At this moment, I was faced with what psychologists call a 'fight-or-flight' moment. It was a short one, since they had helmets and pads and I did not. But where to go? I couldn't just stop, for fear that a chasing defender looking the wrong way might mow me down. Cutting through the middle of the play to continue to the sideline was out, too. By this time, I was running out of options and the pack was closing in, so I ran alongside the ballcarrier for a few paces until the play reached its conclusion in the end zone. My dignity was not left intact, but my femur was, and that's all that counts.
Turns out it wasn't even the dumbest thing that I?did on Friday. One of these days I?will 'mastor' proofreading, but Friday wasn't one of them.
It looked as ridiculous as it sounded, which was confirmed to me when I talked to Ontonagon coach Dave Linczeski for our Kickoff 2011 edition, which will be in Friday's paper as long as I figure out how to squeeze all that vital information into just 16 pages.
While contemplating the life I had stolen back (and drying out my socks), I couldn't help but think that this episode was a little like football in general.
It's sensory overload, triggered by 22 people. While covering it, that sensory overload can be difficult to overcome, because it's impossible to watch more than a few people at the same time. Some day, I hope to have enough time to understand football better. Until then, I'll stick to the basics - there's more than enough on that front to write a 500-word story on deadline on a Friday night.
I've written quite a bit about my complicated relationship with professional football over the last few months.
With the scandals at USC, Ohio State and Miami (Fla.), I'm not sure that much of a difference exists between major Division I college football and the pros. Heck, as Sports Illustrated pointed out this week, most NFL owners won't buy their players prostitutes. Mike Brown won't even buy the Bengals a real quarterback. But at "The U," hookers were apparently "A-OK."

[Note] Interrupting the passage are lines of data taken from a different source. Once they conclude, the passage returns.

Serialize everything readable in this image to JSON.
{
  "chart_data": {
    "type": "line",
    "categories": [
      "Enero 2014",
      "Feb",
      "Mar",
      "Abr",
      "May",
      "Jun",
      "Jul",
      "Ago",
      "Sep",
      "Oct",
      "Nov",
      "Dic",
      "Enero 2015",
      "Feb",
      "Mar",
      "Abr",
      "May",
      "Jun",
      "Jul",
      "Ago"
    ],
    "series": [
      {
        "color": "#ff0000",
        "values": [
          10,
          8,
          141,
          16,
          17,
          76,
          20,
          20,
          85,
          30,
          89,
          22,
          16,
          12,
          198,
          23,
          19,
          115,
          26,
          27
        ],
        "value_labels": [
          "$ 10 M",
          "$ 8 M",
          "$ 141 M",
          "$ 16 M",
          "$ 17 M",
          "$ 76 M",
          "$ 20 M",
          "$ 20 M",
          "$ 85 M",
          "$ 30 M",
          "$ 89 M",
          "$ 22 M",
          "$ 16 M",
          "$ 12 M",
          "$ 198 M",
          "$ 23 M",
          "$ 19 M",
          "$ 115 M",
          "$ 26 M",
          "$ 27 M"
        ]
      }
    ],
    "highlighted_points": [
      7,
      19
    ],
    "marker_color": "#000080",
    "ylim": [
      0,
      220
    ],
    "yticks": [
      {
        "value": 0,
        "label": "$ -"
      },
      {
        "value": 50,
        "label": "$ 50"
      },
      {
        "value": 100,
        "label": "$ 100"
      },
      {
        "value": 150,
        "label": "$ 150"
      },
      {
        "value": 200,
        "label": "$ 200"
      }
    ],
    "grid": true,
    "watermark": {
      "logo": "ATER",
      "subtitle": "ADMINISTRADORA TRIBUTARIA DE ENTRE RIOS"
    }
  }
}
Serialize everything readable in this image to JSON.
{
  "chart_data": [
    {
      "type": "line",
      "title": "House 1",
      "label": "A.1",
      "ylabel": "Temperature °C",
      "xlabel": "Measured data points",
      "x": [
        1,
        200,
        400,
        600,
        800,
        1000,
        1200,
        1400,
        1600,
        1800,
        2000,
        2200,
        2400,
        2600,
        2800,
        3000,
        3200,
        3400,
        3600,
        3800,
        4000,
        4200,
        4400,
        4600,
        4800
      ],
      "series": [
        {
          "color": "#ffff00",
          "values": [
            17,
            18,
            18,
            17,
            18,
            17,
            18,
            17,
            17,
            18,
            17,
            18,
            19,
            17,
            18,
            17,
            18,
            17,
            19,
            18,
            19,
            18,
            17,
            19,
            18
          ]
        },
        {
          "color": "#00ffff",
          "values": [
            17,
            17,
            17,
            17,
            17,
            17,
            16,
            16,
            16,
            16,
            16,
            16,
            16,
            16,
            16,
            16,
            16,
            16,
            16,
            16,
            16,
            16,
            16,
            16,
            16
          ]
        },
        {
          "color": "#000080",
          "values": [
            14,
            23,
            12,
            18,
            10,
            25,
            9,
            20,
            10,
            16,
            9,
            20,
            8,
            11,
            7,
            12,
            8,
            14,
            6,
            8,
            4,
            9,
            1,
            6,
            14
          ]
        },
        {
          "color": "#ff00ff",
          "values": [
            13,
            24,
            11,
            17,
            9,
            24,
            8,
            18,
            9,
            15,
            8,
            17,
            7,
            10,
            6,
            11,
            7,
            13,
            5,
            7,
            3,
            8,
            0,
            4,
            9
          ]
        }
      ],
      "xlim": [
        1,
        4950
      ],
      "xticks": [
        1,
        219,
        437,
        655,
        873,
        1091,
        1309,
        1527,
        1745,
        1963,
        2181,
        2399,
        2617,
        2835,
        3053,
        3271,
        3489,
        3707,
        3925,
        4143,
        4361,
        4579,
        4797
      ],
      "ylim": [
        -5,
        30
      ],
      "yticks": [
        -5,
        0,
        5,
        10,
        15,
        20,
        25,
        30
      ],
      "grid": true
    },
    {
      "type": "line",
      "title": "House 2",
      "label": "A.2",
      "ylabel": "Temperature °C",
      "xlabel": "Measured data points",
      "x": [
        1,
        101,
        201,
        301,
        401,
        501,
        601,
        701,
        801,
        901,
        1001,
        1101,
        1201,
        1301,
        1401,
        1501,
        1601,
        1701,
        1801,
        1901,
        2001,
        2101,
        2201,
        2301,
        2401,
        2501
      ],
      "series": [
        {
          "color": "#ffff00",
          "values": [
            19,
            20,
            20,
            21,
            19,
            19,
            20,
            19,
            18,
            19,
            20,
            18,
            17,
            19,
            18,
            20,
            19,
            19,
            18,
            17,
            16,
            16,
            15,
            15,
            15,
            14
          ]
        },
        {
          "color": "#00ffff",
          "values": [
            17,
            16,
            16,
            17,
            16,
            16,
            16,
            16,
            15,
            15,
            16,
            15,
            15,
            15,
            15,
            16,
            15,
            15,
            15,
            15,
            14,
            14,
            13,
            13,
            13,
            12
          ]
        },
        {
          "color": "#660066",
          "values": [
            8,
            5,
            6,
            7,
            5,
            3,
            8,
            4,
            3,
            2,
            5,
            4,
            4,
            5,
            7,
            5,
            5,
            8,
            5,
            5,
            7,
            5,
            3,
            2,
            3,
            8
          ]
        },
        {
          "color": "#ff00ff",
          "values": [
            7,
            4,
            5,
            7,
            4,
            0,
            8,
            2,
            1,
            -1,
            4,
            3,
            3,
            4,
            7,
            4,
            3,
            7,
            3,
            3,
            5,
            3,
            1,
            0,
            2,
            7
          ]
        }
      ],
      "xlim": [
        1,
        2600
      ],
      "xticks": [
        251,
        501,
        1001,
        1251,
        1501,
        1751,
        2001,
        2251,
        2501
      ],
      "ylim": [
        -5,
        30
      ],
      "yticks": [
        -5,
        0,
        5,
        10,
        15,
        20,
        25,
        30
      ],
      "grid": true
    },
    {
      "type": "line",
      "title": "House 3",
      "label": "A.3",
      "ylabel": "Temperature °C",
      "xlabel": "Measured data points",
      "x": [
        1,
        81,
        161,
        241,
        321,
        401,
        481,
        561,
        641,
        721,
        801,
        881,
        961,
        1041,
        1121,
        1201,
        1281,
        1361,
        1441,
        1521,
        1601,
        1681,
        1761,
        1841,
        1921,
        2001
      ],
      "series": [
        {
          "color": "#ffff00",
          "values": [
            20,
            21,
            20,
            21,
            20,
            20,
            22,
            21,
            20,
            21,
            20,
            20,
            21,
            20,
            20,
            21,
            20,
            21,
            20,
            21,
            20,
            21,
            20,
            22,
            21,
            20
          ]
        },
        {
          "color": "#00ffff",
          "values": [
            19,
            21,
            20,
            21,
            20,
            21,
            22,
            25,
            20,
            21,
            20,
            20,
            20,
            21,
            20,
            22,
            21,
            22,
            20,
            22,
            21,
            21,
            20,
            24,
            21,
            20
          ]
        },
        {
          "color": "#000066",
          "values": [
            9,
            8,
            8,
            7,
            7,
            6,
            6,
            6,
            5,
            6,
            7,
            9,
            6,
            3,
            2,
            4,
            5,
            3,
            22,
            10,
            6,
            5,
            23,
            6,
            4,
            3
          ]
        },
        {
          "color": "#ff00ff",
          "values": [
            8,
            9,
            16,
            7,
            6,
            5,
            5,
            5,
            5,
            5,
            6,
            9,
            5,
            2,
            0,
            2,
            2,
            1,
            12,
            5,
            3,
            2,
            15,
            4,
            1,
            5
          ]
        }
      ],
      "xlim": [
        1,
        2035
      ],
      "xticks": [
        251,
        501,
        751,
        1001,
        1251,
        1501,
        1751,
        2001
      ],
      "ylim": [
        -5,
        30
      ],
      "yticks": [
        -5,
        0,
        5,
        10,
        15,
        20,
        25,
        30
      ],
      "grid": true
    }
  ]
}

No such disconnect exists for me in high school football. I still know the words of my high school fight song, "Hail to the Varsity," mostly because we got a lot of practice playing it in the band when Danny Mettlach was the Gwinn High School quarterback.
When the scores come flying in on Friday night, I still ask if Gwinn's game is in yet.
I like guys shouting at each other on the sidelines to get their teammates up. I don't understand it, but it's passion, and passion is why I got into this business.
It all kicks off for 2011 on Friday night. Whether your team is home or away, 9-0 or 0-9, enjoy the season. It's so underrated, especially compared to what you see on TV Saturday, Sunday and Monday.
Now, if you'll excuse me, I need to raise some money to convince my friends in Ontonagon to keep a certain video off YouTube.